As “Relentless” gears up for his biggest fight and biggest opportunity to date to impress Strikeforce and its fans, Bowling hopes everyone can see as clear as it is to him how much he loves this sport. “I just want them to see my passion and my intensity in there and to know how much work I do to get me to that point,” asserts Bowling, who balances his fighting aspirations on top of being a husband, a father of two, and managing a full-time job. “It's waking up early every day and going to bed late every night - they’re long days every day. I would like the fans to know I put my heart and soul into this and I'm not going to lay down for any opponent. They are always going to see me at the best I can be.”

This Saturday, Bowling and Saffiedine will look to make their stamp in the evolving Strikeforce welterweight division. “Anyone is one big knockout away from a title shot and that definitely excites me,” affirms Bowling, who has scored seven of his 11 wins by powerful punches and would like to use those fists on Saffeidine first and, possibly, Strikeforce champ Nate Marquardt second. “I'm sure that excites my opponent as well and that just adds to this fight.
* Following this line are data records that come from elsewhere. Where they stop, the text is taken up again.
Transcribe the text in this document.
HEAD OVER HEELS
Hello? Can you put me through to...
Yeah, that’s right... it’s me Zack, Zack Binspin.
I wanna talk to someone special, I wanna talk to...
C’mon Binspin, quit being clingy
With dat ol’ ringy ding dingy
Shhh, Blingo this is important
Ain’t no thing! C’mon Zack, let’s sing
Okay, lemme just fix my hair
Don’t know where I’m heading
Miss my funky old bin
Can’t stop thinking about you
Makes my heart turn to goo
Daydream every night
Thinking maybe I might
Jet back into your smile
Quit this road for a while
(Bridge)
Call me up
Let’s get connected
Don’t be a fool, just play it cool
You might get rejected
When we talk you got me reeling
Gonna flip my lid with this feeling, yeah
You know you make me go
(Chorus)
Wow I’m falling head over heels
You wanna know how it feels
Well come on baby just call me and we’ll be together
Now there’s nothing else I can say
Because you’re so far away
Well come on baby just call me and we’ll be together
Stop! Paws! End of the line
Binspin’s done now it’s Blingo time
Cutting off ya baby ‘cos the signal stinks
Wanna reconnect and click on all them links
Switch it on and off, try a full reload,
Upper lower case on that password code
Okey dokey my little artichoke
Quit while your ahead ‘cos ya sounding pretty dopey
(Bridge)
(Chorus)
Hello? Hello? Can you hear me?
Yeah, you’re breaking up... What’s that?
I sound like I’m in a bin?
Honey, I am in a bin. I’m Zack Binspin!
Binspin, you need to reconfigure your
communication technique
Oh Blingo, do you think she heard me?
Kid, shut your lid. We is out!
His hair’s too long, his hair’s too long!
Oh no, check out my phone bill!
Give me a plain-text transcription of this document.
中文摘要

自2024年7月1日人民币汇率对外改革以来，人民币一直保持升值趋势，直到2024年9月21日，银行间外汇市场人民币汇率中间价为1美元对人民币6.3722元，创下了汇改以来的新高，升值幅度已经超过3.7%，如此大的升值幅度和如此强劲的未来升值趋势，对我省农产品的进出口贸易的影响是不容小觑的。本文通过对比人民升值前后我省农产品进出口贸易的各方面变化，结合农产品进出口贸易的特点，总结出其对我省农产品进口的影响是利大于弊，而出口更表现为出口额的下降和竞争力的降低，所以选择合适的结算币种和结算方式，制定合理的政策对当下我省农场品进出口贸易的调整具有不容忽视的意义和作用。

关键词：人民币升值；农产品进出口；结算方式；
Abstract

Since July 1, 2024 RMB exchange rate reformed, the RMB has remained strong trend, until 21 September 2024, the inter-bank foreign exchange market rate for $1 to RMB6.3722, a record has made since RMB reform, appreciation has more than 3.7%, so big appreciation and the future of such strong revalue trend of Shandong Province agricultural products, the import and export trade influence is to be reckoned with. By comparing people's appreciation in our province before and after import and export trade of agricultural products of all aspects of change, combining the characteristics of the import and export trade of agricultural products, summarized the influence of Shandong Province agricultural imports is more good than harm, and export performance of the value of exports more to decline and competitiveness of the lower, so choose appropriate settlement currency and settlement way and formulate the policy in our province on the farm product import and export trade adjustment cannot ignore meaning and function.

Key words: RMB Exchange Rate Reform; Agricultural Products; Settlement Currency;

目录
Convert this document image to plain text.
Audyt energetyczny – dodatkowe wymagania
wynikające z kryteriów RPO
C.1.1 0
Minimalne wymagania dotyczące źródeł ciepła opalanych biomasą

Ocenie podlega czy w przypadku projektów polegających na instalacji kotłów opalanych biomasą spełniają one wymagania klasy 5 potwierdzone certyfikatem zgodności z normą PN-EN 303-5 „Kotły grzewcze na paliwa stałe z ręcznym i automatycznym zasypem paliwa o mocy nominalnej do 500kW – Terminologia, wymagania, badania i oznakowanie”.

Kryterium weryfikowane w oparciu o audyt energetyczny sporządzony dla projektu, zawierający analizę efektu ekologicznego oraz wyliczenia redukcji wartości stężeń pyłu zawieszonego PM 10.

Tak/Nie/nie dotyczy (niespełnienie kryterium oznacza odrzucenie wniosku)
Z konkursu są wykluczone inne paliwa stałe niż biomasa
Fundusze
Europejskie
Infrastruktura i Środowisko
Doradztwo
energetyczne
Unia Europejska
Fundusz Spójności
I know that Tarec is going to bring it and I'm going to bring it and it's going to be an awesome fight for the fans to watch. I think it is going to be right up there for Fight of the Night and I expect nothing less from him or me.”

From a small village in middle-America to fighting foreign kickboxers on TV to maybe a shot at a coveted gold belt? Sounds like a wonderful Hollywood movie type dream, which Bowling will do everything he can to make into a reality.